During my senior year of college, I was understandably dealing with a lot of stress. I only got through it because of my amazing roommate Katy and our Law & Order marathons. It’s no surprise then that my illness – which had not been treated with anything more than an NSAID the entire time – got progressively worse and worse. By the time I had graduated college and started graduate school, I was on several different medications and feeling just downright awful – I had one of the worst flares of my life which sidelined me for the better part of two weeks and started my on-again/off-again relationship with prednisone.
More and more of my fun sleepless nights were replaced with nights kept up by anxiety, aching joints, fevers, and itchy rash. I was unable to continue school within two years and had to stop. I also had to switched jobs a few times to find one that was better for my body and provided me with insurance. In the middle of all of this, I was diagnosed with fibromyalgia and then T proposed. I began more medications and, between that and my worsening medical issues, our sex life and intimacy began to be affected. We both deal with depression and dealing with all of this on top of planning a wedding and other issues was really tough.
Back when I was in high school, I volunteered with Planned Parenthood on getting the word out about healthy sex, from safe sex to communication and more. I realized that I don’t always practice what I preach and began to be one of the first people to start addressing sex with a rheumatic disease from a personal standpoint while talking about it publically. Earlier this year I attended the Arthritis Introspective G8 gathering in Milwaukee, where we heard from a woman discussing sex with rheumatic and arthritic diseases. That reinvigorated this idea of discussing sex for me.

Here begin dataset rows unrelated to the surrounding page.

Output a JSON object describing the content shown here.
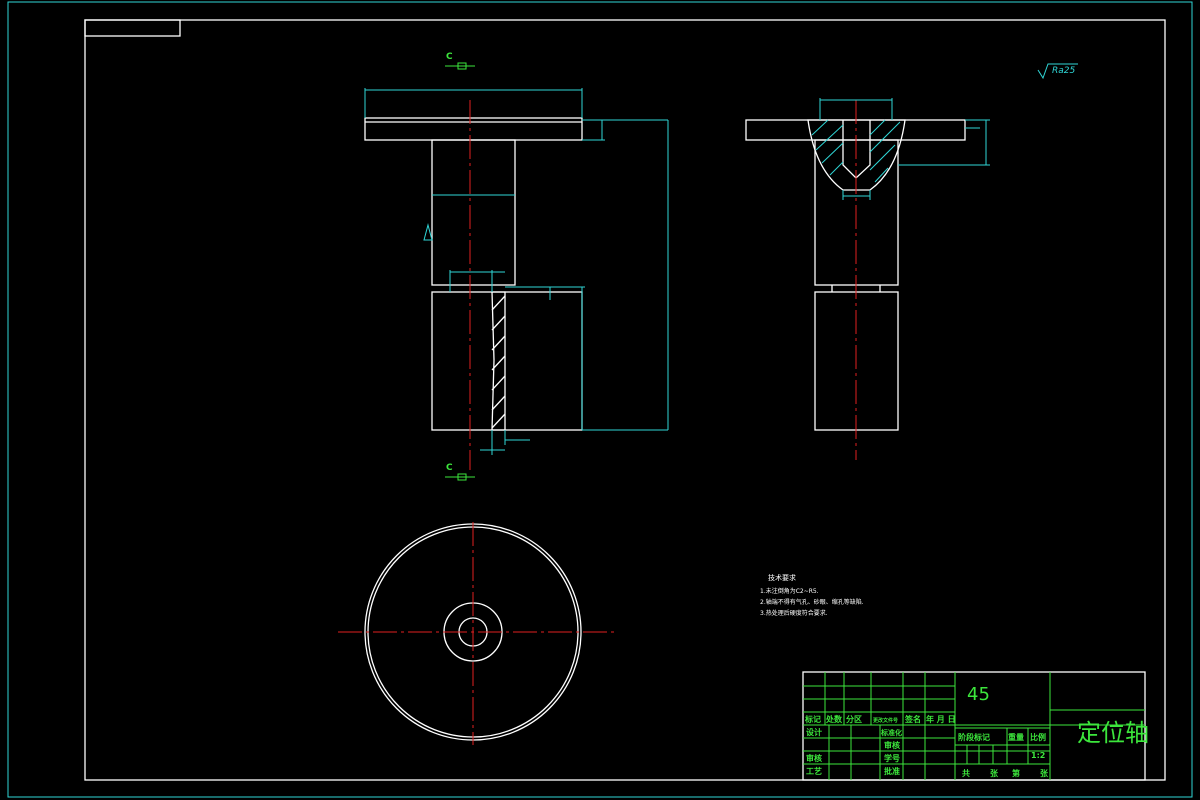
{
  "drawing": {
    "section_label_top": "C",
    "section_label_bottom": "C",
    "roughness": "Ra25",
    "material": "45",
    "part_name": "定位轴",
    "scale": "1:2",
    "tech_requirements": {
      "title": "技术要求",
      "lines": [
        "1.未注倒角为C2~R5.",
        "2.轴端不得有气孔、砂眼、缩孔等缺陷.",
        "3.热处理后硬度符合要求."
      ]
    },
    "title_block": {
      "headers": [
        "标记",
        "处数",
        "分区",
        "更改文件号",
        "签名",
        "年 月 日"
      ],
      "left_labels": [
        "设计",
        "审核",
        "工艺"
      ],
      "mid_labels": [
        "标准化",
        "审核",
        "学号",
        "批准"
      ],
      "stage_header": [
        "阶段标记",
        "重量",
        "比例"
      ],
      "sheet": [
        "共",
        "张",
        "第",
        "张"
      ]
    }
  },
  "colors": {
    "outline": "#ffffff",
    "dimension": "#2fd6d6",
    "centerline": "#e02020",
    "title_block": "#3ce63c"
  }
}
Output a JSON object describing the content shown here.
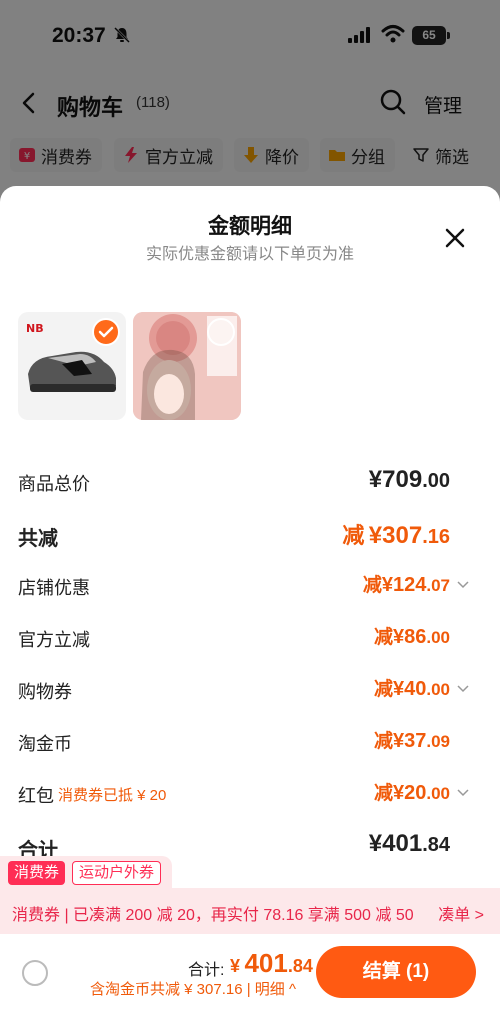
{
  "status": {
    "time": "20:37",
    "battery": "65"
  },
  "nav": {
    "title": "购物车",
    "count": "(118)",
    "manage": "管理"
  },
  "chips": [
    "消费券",
    "官方立减",
    "降价",
    "分组",
    "筛选"
  ],
  "sheet": {
    "title": "金额明细",
    "subtitle": "实际优惠金额请以下单页为准",
    "rows": [
      {
        "label": "商品总价",
        "prefix": "",
        "symbol": "¥",
        "int": "709",
        "dec": ".00"
      },
      {
        "label": "共减",
        "prefix": "减",
        "symbol": "¥",
        "int": "307",
        "dec": ".16"
      },
      {
        "label": "店铺优惠",
        "prefix": "减",
        "symbol": "¥",
        "int": "124",
        "dec": ".07"
      },
      {
        "label": "官方立减",
        "prefix": "减",
        "symbol": "¥",
        "int": "86",
        "dec": ".00"
      },
      {
        "label": "购物券",
        "prefix": "减",
        "symbol": "¥",
        "int": "40",
        "dec": ".00"
      },
      {
        "label": "淘金币",
        "prefix": "减",
        "symbol": "¥",
        "int": "37",
        "dec": ".09"
      },
      {
        "label": "红包",
        "note": "消费券已抵 ¥ 20",
        "prefix": "减",
        "symbol": "¥",
        "int": "20",
        "dec": ".00"
      },
      {
        "label": "合计",
        "prefix": "",
        "symbol": "¥",
        "int": "401",
        "dec": ".84"
      }
    ]
  },
  "badges": {
    "red": "消费券",
    "outline": "运动户外券"
  },
  "promo": {
    "text": "消费券 | 已凑满 200 减 20，再实付 78.16 享满 500 减 50",
    "link": "凑单 >"
  },
  "bottom": {
    "total_label": "合计:",
    "total_symbol": "¥",
    "total_int": "401",
    "total_dec": ".84",
    "coin_note": "含淘金币共减 ¥ 307.16 | 明细 ^",
    "checkout": "结算 (1)"
  },
  "colors": {
    "accent": "#ff5a12",
    "discount": "#f05a0a",
    "promo": "#e8264a"
  }
}
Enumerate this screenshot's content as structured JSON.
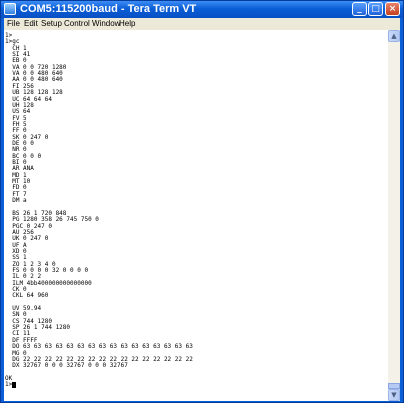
{
  "window": {
    "title": "COM5:115200baud - Tera Term VT",
    "minimize_icon": "minimize-icon",
    "maximize_icon": "maximize-icon",
    "close_icon": "close-icon"
  },
  "menu": [
    {
      "label": "File"
    },
    {
      "label": "Edit"
    },
    {
      "label": "Setup"
    },
    {
      "label": "Control"
    },
    {
      "label": "Window"
    },
    {
      "label": "Help"
    }
  ],
  "terminal": {
    "lines": [
      "1>",
      "1>gc",
      "  CH 1",
      "  SI 41",
      "  EB 0",
      "  VA 0 0 720 1280",
      "  VA 0 0 480 640",
      "  AA 0 0 480 640",
      "  FI 256",
      "  UB 128 128 128",
      "  UC 64 64 64",
      "  UH 128",
      "  US 64",
      "  FV 5",
      "  FH 5",
      "  FF 0",
      "  SK 0 247 0",
      "  DE 0 0",
      "  NR 0",
      "  BC 0 0 0",
      "  BI 0",
      "  AR ANA",
      "  MD 1",
      "  MT 10",
      "  FD 0",
      "  FT 7",
      "  DM a",
      "",
      "  BS 26 1 720 848",
      "  PG 1280 358 26 745 750 0",
      "  PGC 0 247 0",
      "  AU 256",
      "  UK 0 247 0",
      "  UF A",
      "  XD 0",
      "  SS 1",
      "  ZO 1 2 3 4 0",
      "  FS 0 0 0 0 32 0 0 0 0",
      "  IL 0 2 2",
      "  ILM 4bb400000000000000",
      "  CK 0",
      "  CKL 64 960",
      "",
      "  UV 59.94",
      "  SN 0",
      "  CS 744 1280",
      "  SP 26 1 744 1280",
      "  CI 11",
      "  DF FFFF",
      "  DO 63 63 63 63 63 63 63 63 63 63 63 63 63 63 63 63",
      "  MG 0",
      "  DG 22 22 22 22 22 22 22 22 22 22 22 22 22 22 22 22",
      "  DX 32767 0 0 0 32767 0 0 0 32767",
      "",
      "OK",
      "1>"
    ]
  },
  "scrollbar": {
    "up_icon": "scroll-up-arrow-icon",
    "down_icon": "scroll-down-arrow-icon",
    "up_glyph": "▲",
    "down_glyph": "▼"
  }
}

It just got me thinking more and more about how little sex is talked about in general, but especially in communities where differing abilities or illnesses can easily get in the way. Our medications can affect our sex lives too, even if they don’t always say so upfront. Even more than that, ableism is hard to overcome. Those with disabilities are often seen similarly to children. We’re not expected to fully function, so many times sexuality and intimacy aren’t things we’re expected to deal with. That ableism is in our society, but it can become internalized to the point we feel we’re unlovable.
I’m here to tell you I think that’s wrong. You deserve love and pleasure and to feel good about yourself and your body, despite the things that may be wrong with it. I want my CreakyJoints blog to be a safe place for you. I want you to feel comfortable asking me questions or suggesting topics in whatever way is best for you. I want to be someone who can help start this conversation on how our diseases affect not only our sex lives but our emotional intimacy with others, whether that’s with our partners, close family and friends, or ourselves. I don’t believe in the idea that we have to love ourselves to love other people, but I can tell you that for me it really helps.I believe that seeing ourselves as worthy of good things also helps us to be better self-advocates – something that we all need.